U.S. data shows how our spending on goods and services has essentially flipped, so that we now spend the bulk of our disposable income on services rather than tangible goods. ‘Owning’ things is not as important (or feasible depending on where you live). In the 1950s you were more likely to own a house and a car, whereas renting and leasing cars (or relying on rideshare and public transportation) is now more common than it was previously.
Our preference for less stuff is revolutionizing the way we choose to live. A study by Harris Group found that 72 percentof millennials prefer to spend more money on experiences than on material things. The fanaticism around books such as ‘The Life-Changing Magic of Tidying Up: The Japanese Art of Decluttering and Organizing’ and trends such as capsule wardrobes and ‘tiny homes’ are evidence of just how strong the minimalist movement has become.
By placing more value on experiences, it’s natural that we should place greater value on time spent outside of the home, engaged in hobbies, travel, dining out and cultural activities. Social media has also contributed to our desire to rack up experiences, a Harris Poll found that factors such as a craving for likes on social posts, and a “fear of missing out” contribute to the drive for experiences.
How can brands respond to minimalism?
Think outside the box
Instead of focusing on what new products you can offer, think about the experiences you can offer your audience around your products or aside from them. Is there some special service you could offer that would have them returning to your store or premises?
Add value through partnerships
Instead of giving consumers more of what you sell, consider what other areas of their lives you can make better and leverage strategic partnerships. That could be partnering with Uber to deliver unique dining experiences in hidden destinations or making a clothing store a drop off point for old clothing to be donated/recycled.

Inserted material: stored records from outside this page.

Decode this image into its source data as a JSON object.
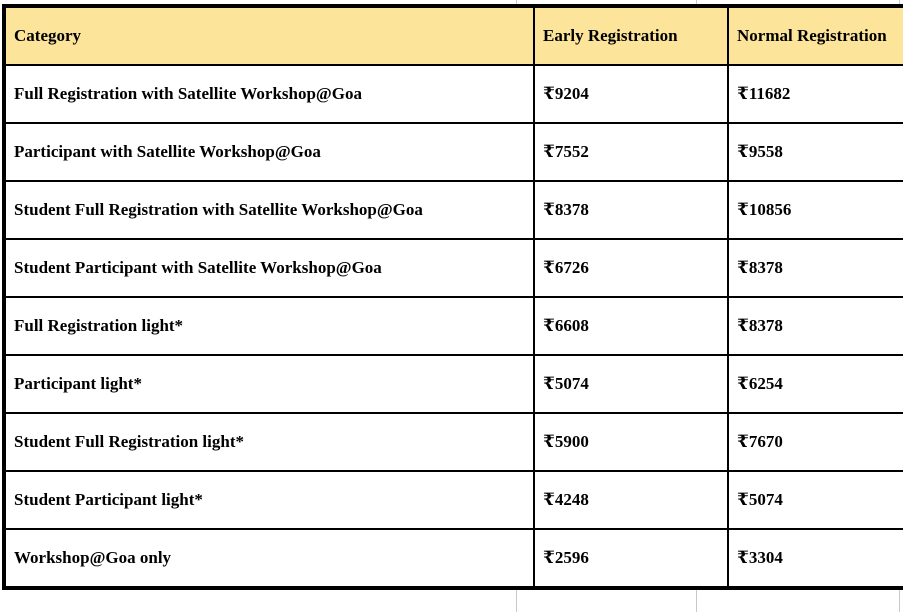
{
  "colors": {
    "header_bg": "#fce49b",
    "border": "#000000",
    "text": "#000000",
    "gridline_ext": "#c9c9c9"
  },
  "table": {
    "columns": {
      "category": "Category",
      "early": "Early Registration",
      "normal": "Normal Registration"
    },
    "rows": [
      {
        "category": "Full Registration with Satellite Workshop@Goa",
        "early": "₹9204",
        "normal": "₹11682"
      },
      {
        "category": "Participant with Satellite Workshop@Goa",
        "early": "₹7552",
        "normal": "₹9558"
      },
      {
        "category": "Student Full Registration with Satellite Workshop@Goa",
        "early": "₹8378",
        "normal": "₹10856"
      },
      {
        "category": "Student Participant with Satellite Workshop@Goa",
        "early": "₹6726",
        "normal": "₹8378"
      },
      {
        "category": "Full Registration light*",
        "early": "₹6608",
        "normal": "₹8378"
      },
      {
        "category": "Participant light*",
        "early": "₹5074",
        "normal": "₹6254"
      },
      {
        "category": "Student Full Registration light*",
        "early": "₹5900",
        "normal": "₹7670"
      },
      {
        "category": "Student Participant light*",
        "early": "₹4248",
        "normal": "₹5074"
      },
      {
        "category": "Workshop@Goa only",
        "early": "₹2596",
        "normal": "₹3304"
      }
    ]
  }
}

Continue to distinguish yourself through service that helps your customers
Don’t be misled into thinking that the ‘self service’ economy means that customer service is no longer important. Even while Airbnb has taken a large stake in the accommodations sector, it has always prioritized high quality customer services and fast response times for the end-customer. Self service is really more about letting the customer be in control. That means offering services at the right time for the individual customer, personalizing the service, and providing an avenue for real-time feedback.